Cerise, porém, permaneceu no terraço, sentindo o ar perfumado da noite, admirando as estrelas quase tão brilhantes quanto seu olhar e recordando de sua infância feliz. Nada a impedia de entrar e divertir-se, exceto ela mesma, sentia seu coração partir-se; aquele a quem dedicou sua vida, sua alma, já não era o mesmo, a saudade vinha para tornar tudo irreparável. Sem perceber, ela havia entrado no labirinto que tanto atravessou, agora parecia que não podia mais sair de lá, não importava o quanto corresse. Foi neste instante que ouviu ruídos vindos da entrada principal do castelo, parecia que uma corrente de ar frio fez-se ouvir e uma sensação estranha invadiu o interior da pequena Cerise, afinal, não era inverno...
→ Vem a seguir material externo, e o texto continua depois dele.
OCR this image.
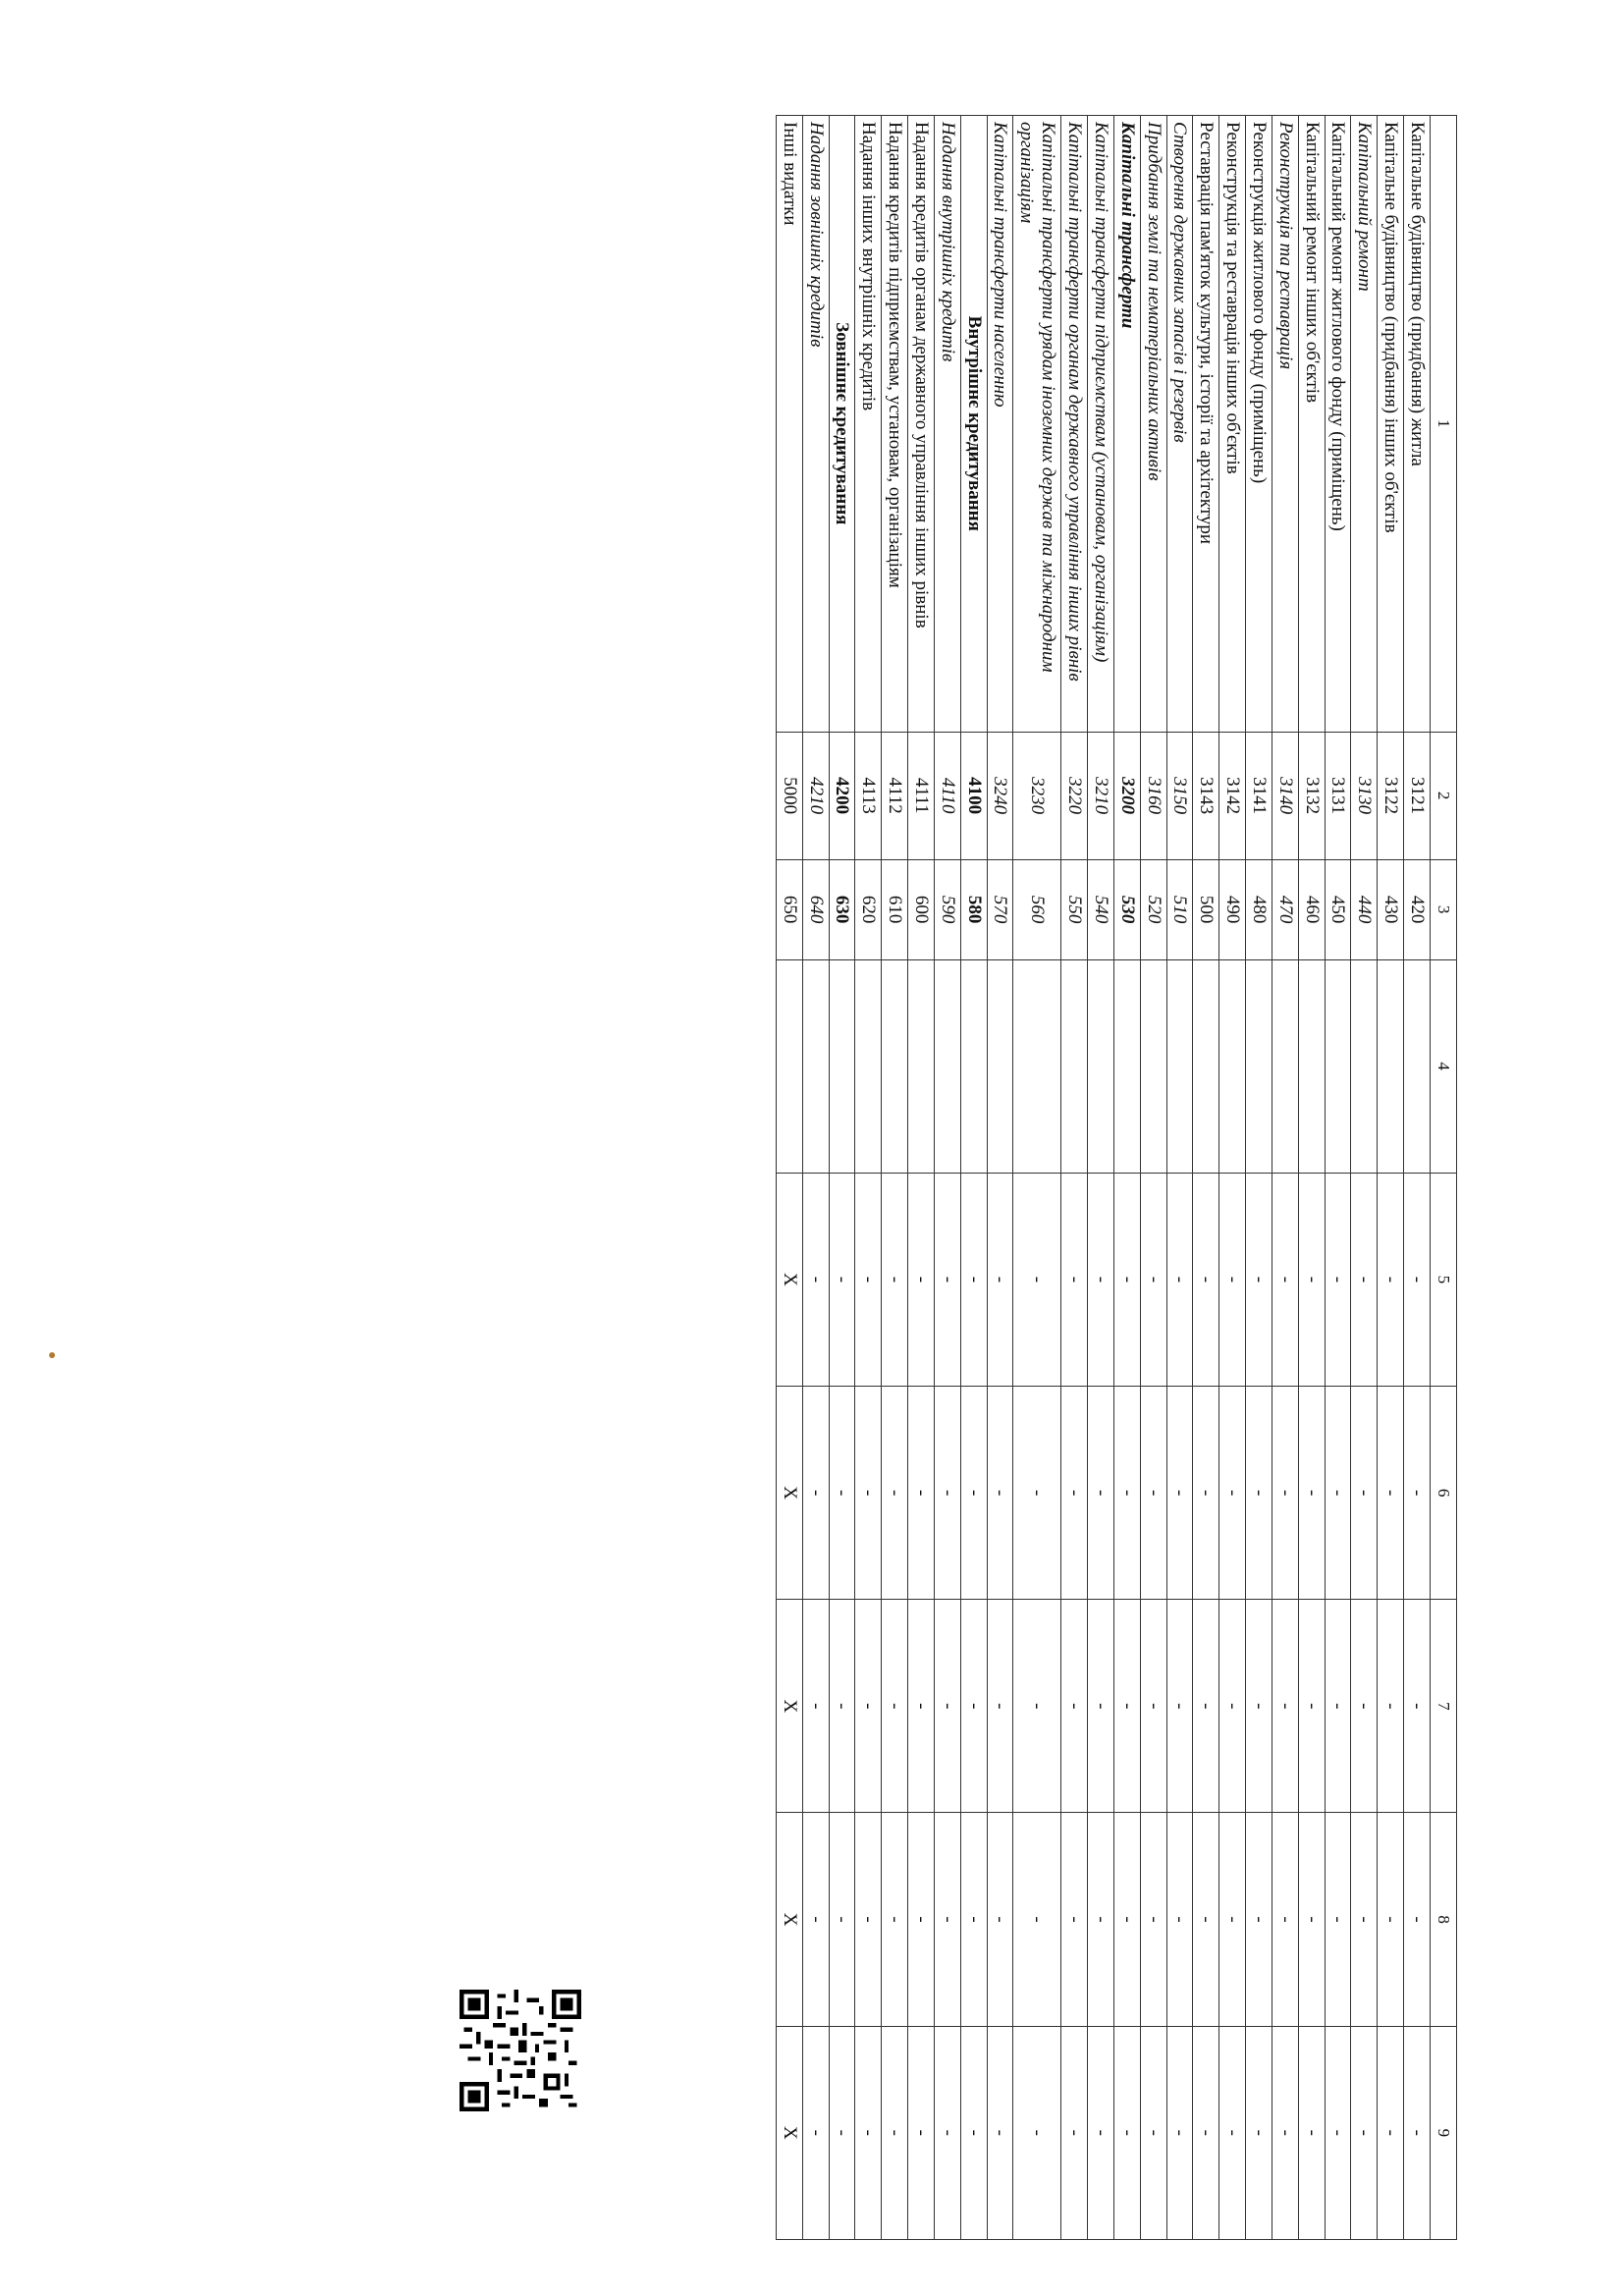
1	2	3	4	5	6	7	8	9
Капітальне будівництво (придбання) житла	3121	420		-	-	-	-	-
Капітальне будівництво (придбання) інших об'єктів	3122	430		-	-	-	-	-
Капітальний ремонт	3130	440		-	-	-	-	-
Капітальний ремонт житлового фонду (приміщень)	3131	450		-	-	-	-	-
Капітальний ремонт інших об'єктів	3132	460		-	-	-	-	-
Реконструкція та реставрація	3140	470		-	-	-	-	-
Реконструкція житлового фонду (приміщень)	3141	480		-	-	-	-	-
Реконструкція та реставрація інших об'єктів	3142	490		-	-	-	-	-
Реставрація пам'яток культури, історії та архітектури	3143	500		-	-	-	-	-
Створення державних запасів і резервів	3150	510		-	-	-	-	-
Придбання землі та нематеріальних активів	3160	520		-	-	-	-	-
Капітальні трансферти	3200	530		-	-	-	-	-
Капітальні трансферти підприємствам (установам, організаціям)	3210	540		-	-	-	-	-
Капітальні трансферти органам державного управління інших рівнів	3220	550		-	-	-	-	-
Капітальні трансферти урядам іноземних держав та міжнародним організаціям	3230	560		-	-	-	-	-
Капітальні трансферти населенню	3240	570		-	-	-	-	-
Внутрішнє кредитування	4100	580		-	-	-	-	-
Надання внутрішніх кредитів	4110	590		-	-	-	-	-
Надання кредитів органам державного управління інших рівнів	4111	600		-	-	-	-	-
Надання кредитів підприємствам, установам, організаціям	4112	610		-	-	-	-	-
Надання інших внутрішніх кредитів	4113	620		-	-	-	-	-
Зовнішнє кредитування	4200	630		-	-	-	-	-
Надання зовнішніх кредитів	4210	640		-	-	-	-	-
Інші видатки	5000	650		X	X	X	X	X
Tratava-se de uma pobre senhora, ofertando uma simples rosa branca em troca de abrigo e alimento. "Ora vejam! Que grande tesouro a bruxa veio trazer-me! Peço-te, vá embora, sim?" Ela o aconselhou a não julgar pelas aparências e que um dia também precisaria de ajuda; Quando ele tornou a expulsá-la, eis que surge uma bela feiticeira. O jovem tentou desculpar-se, pena, tarde demais. "Você foi iludido pelo teu coração gelado. Eu amaldiçoo tua casa e tudo que há nela. Até que encontre alguém que o ame como você é, você será para sempre uma Fera." Envergonhado de sua monstruosa aparência, a Fera escondeu-se no castelo, com um espelho mágico, sua única janela para o mundo exterior. A rosa que ela ofereceu era encantada e floresceria até o vigésimo primeiro ano. Se ele aprendesse a amar alguém e fosse retribuído na época em que a última pétala caísse, o feitiço seria quebrado, se não... ele estaria condenado a permanecer fera eternamente. "Quem seria capaz de amar um monstro?"

Embrenhando-se por entre os arbustos, Cerise sentia os espinhos rasgarem seu vestido, no entanto, nada disso era maior que o choque ao ver que todo o jardim estava tristemente congelado. As rosas, antes cheias de vida, estavam murchas; o lago no qual ela nadava com Adam, estava coberto por uma espessa camada de gelo. Ela não acreditava em seus olhos, há um tempo, as árvores eram maravilhosas, o verão preenchia a cidade que ela tanto amava; agora o inverno cobre seu lugar preferido no mundo inteiro. Virando-se para encarar o castelo, não pôde evitar o cenho franzido, o exterior estava cinza, rachando, as estátuas douradas e convidativas tornaram-se gárgulas crueis; engolindo em seco, ela esperou por um som sequer.

Nada.

Hesitante, ela adiantou-se em direção ao castelo, mesmo com o seu coração temeroso, não podia recuar mais. Tocando na porta, ela a empurrou com toda sua força, era como se estivesse congelada a séculos... pingentes de gelo desprendiam-se e chegavam ao chão criando uma melodia gélida e mórbida. Enfim, ela adentrou o então sombrio castelo. "Olá? Eu..." Por onde passava, deixava um rastro de neve. Tudo parecia tão antigo, gasto, escuro. O farfalhar das cortinas passando pelo papel de parede a fez virar-se, segurando firme a saia de seu vestido "Olá?"

"Mademoiselle, mademoiselle!" Cerise deu um passo para trás ao som da familiar e infantil voz, seu coração parou por um instante. "Zip? Onde está? O que houve por aqui?" Pobre do garoto não sabia responder, deu então um assobio, que fez com que a garota olhasse para o chão; Bem ali, junto aos seus pés, estava Zip, na forma de uma pequena xícara de porcelana.

Agachando-se com cuidado, a filha do padeiro tomou suavemente o garoto nas mãos "Oh Zip, o que aconteceu com você?" De repente ela ouviu passos vindos em sua direção, olhando para frente, pôde ver um castiçal dourado, ricamente decorado; um bule de chá, um espanador, um relógio e um pequeno capacho. Todos esses objetos possuíam feições! "Graças a Deus a senhorita não foi transformada!" Disse a chaleira, aliviada. "Meu Deus, Madame Samovar!"

"Tememos por você, Mademoiselle!" Cerise reconheceu o forte sotaque francês e mais uma vez pediu por explicações, suas mãos tremiam como as penas de Plumette - Céus, Plumette! Sua amiga agora era um espanador... -

"Isto só pode ser um sonho, um pesadelo terrível." Todos eles balançaram as cabecinhas negativamente. "Temo que isto seja por demais real." Lumière prontificou-se, e antes que Cerise abrisse a boca novamente, Horloge elucidou. "Uma maldição, o Palácio sofre de uma maldição." A moça deu uma leve risada, porém, sua expressão tornou à seriedade. "O Príncipe, onde ele está?"